February 11, 2019

The Effects of Transportation on Early Childhood Development

 

by Julien Vincelot and Patrin Watanatada, Bernard van Leer Foundation

If you were in Los Angeles one morning last September, you might have noticed small groups of adults making their way downtown on foot while pushing empty strollers or carrying bags of rice as heavy as an 18-month-old child. These men and women had come from Amsterdam, California, Dakar, London, Madrid, New York City, Shenzhen, Tel Aviv, and other cities to contribute their expertise to an Urban95 meeting on urban transport for families, hosted by the Bernard van Leer Foundation. Urban95 asks city leaders, planners, designers, and engineers: “If you could experience the city from 95 cm—the height of a three year old— what would you change?”

Babies and toddlers deserve a good start in life, and the best way to achieve that is to support the people who care for them. So, what does this have to do with transportation?

 

Urban Transportation and the Developing Brain

Between conception and age three, the brain is developing rapidly and is more sensitive to external experiences and inputs—both negative and positive—than at any other time in life. These experiences set the foundation for health and learning in later childhood and into adulthood. And they are powerfully influenced by the mothers, fathers, uncles, aunts, grandparents, siblings, friends, and professionals who care for them. These primary caregivers not only influence the quality of food, play, and healthcare but they also provide warm, responsive human interactions that the developing brain depends on to build neural connections.

Urban transportation can affect the quality of the experiences that shape the developing brain— for good and for bad. It affects access to healthy food, healthcare, childcare, and other key early childhood services. The quality of transportation and planning affects the extent to which pregnant women, babies, and toddlers can access the services they need for healthy development: sources of healthy food, well-baby clinics, and other primary healthcare, childcare, parks, and play spaces.

It can cause stress for caregivers. Traveling in the city can be tiring, long, stressful, or dangerous for caregivers, which affects the quality and amount of responsive care they can provide.
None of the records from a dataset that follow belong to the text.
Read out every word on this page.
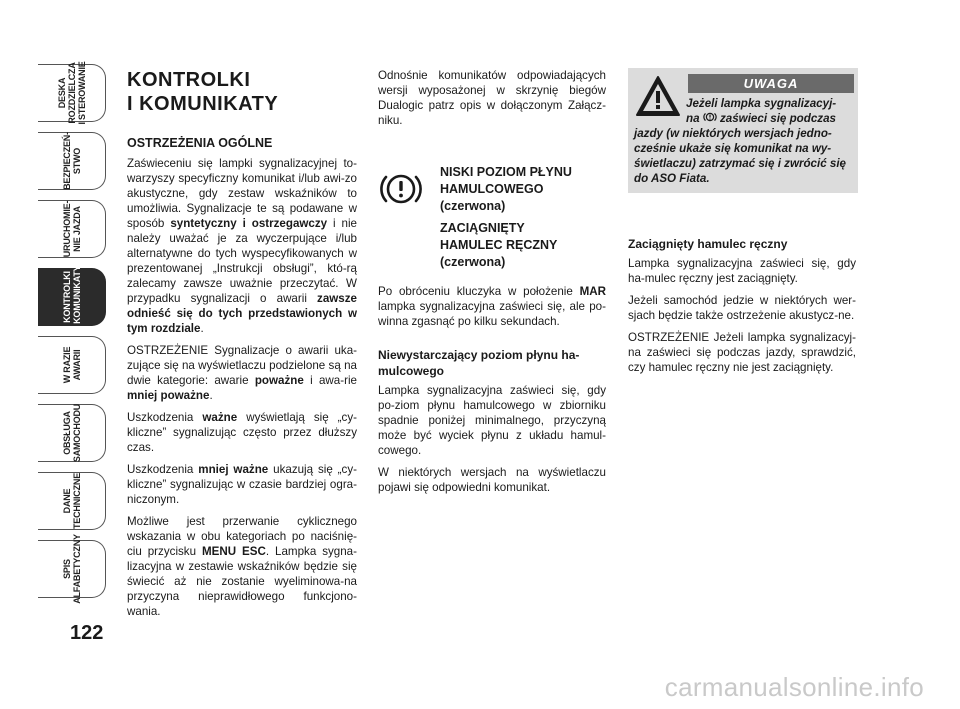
DESKA
ROZDZIELCZA
I STEROWANIE
BEZPIECZEŃ-
STWO
URUCHOMIE-
NIE JAZDA
KONTROLKI
I KOMUNIKATY
W RAZIE
AWARII
OBSŁUGA
SAMOCHODU
DANE
TECHNICZNE
SPIS
ALFABETYCZNY
122
KONTROLKI
I KOMUNIKATY
OSTRZEŻENIA OGÓLNE

Zaświeceniu się lampki sygnalizacyjnej to-warzyszy specyficzny komunikat i/lub awi-zo akustyczne, gdy zestaw wskaźników to umożliwia. Sygnalizacje te są podawane w sposób syntetyczny i ostrzegawczy i nie należy uważać je za wyczerpujące i/lub alternatywne do tych wyspecyfikowanych w prezentowanej „Instrukcji obsługi”, któ-rą zalecamy zawsze uważnie przeczytać. W przypadku sygnalizacji o awarii zawsze odnieść się do tych przedstawionych w tym rozdziale.

OSTRZEŻENIE Sygnalizacje o awarii uka-zujące się na wyświetlaczu podzielone są na dwie kategorie: awarie poważne i awa-rie mniej poważne.

Uszkodzenia ważne wyświetlają się „cy-kliczne” sygnalizując często przez dłuższy czas.

Uszkodzenia mniej ważne ukazują się „cy-kliczne” sygnalizując w czasie bardziej ogra-niczonym.

Możliwe jest przerwanie cyklicznego wskazania w obu kategoriach po naciśnię-ciu przycisku MENU ESC. Lampka sygna-lizacyjna w zestawie wskaźników będzie się świecić aż nie zostanie wyeliminowa-na przyczyna nieprawidłowego funkcjono-wania.

Odnośnie komunikatów odpowiadających wersji wyposażonej w skrzynię biegów Dualogic patrz opis w dołączonym Załącz-niku.

NISKI POZIOM PŁYNU
HAMULCOWEGO
(czerwona)
ZACIĄGNIĘTY
HAMULEC RĘCZNY
(czerwona)

Po obróceniu kluczyka w położenie MAR lampka sygnalizacyjna zaświeci się, ale po-winna zgasnąć po kilku sekundach.

Niewystarczający poziom płynu ha-mulcowego

Lampka sygnalizacyjna zaświeci się, gdy po-ziom płynu hamulcowego w zbiorniku spadnie poniżej minimalnego, przyczyną może być wyciek płynu z układu hamul-cowego.

W niektórych wersjach na wyświetlaczu pojawi się odpowiedni komunikat.

UWAGA
Jeżeli lampka sygnalizacyj-
na  zaświeci się podczas
jazdy (w niektórych wersjach jedno-cześnie ukaże się komunikat na wy-świetlaczu) zatrzymać się i zwrócić się do ASO Fiata.
Zaciągnięty hamulec ręczny

Lampka sygnalizacyjna zaświeci się, gdy ha-mulec ręczny jest zaciągnięty.

Jeżeli samochód jedzie w niektórych wer-sjach będzie także ostrzeżenie akustycz-ne.

OSTRZEŻENIE Jeżeli lampka sygnalizacyj-na zaświeci się podczas jazdy, sprawdzić, czy hamulec ręczny nie jest zaciągnięty.

carmanualsonline.info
It can pollute the air. For children under five, the top two causes of death are preterm birth complications and lower respiratory illnesses. In urban areas, air pollution from vehicles is a significant contributor to both. What’s more, the damage air pollution causes to still-maturing brains and lungs—asthma, cancer, cognitive impairment, and reduced lung functioning—can last a lifetime.

 

How City Planners and Transport Agencies Can Build Healthy Brains

Better walking and cycling infrastructure, widespread, affordable and safe public transportation, and low-emission zones benefit every urban dweller, including babies, toddlers, and the people who care for them. But until these exist throughout every city, we encourage cities to prioritize the health of their youngest residents and the adults they will become by considering the following:

  • 20-minute (or less) neighborhoods for babies. City planning for the needs of pregnant women, babies, and toddlers starts with understanding where they live and where they need to go. Shortening distances to key early childhood services is one of the best things a city can do for the healthy development of its babies and toddlers. Researchers at Turkey’s Kadir Has University and the TESEV thinktank have produced Istanbul’s first map of children under five by income level, and some of its municipalities are beginning to use the map to plan home visits and public spaces. In Tel Aviv, Israel, the departments of Community, Culture & Sports and Social Services are collaborating to share physical facilities to locate early childhood services closer to families. This is being piloted in five community centers with the goal to allow parents to walk to well-baby clinics.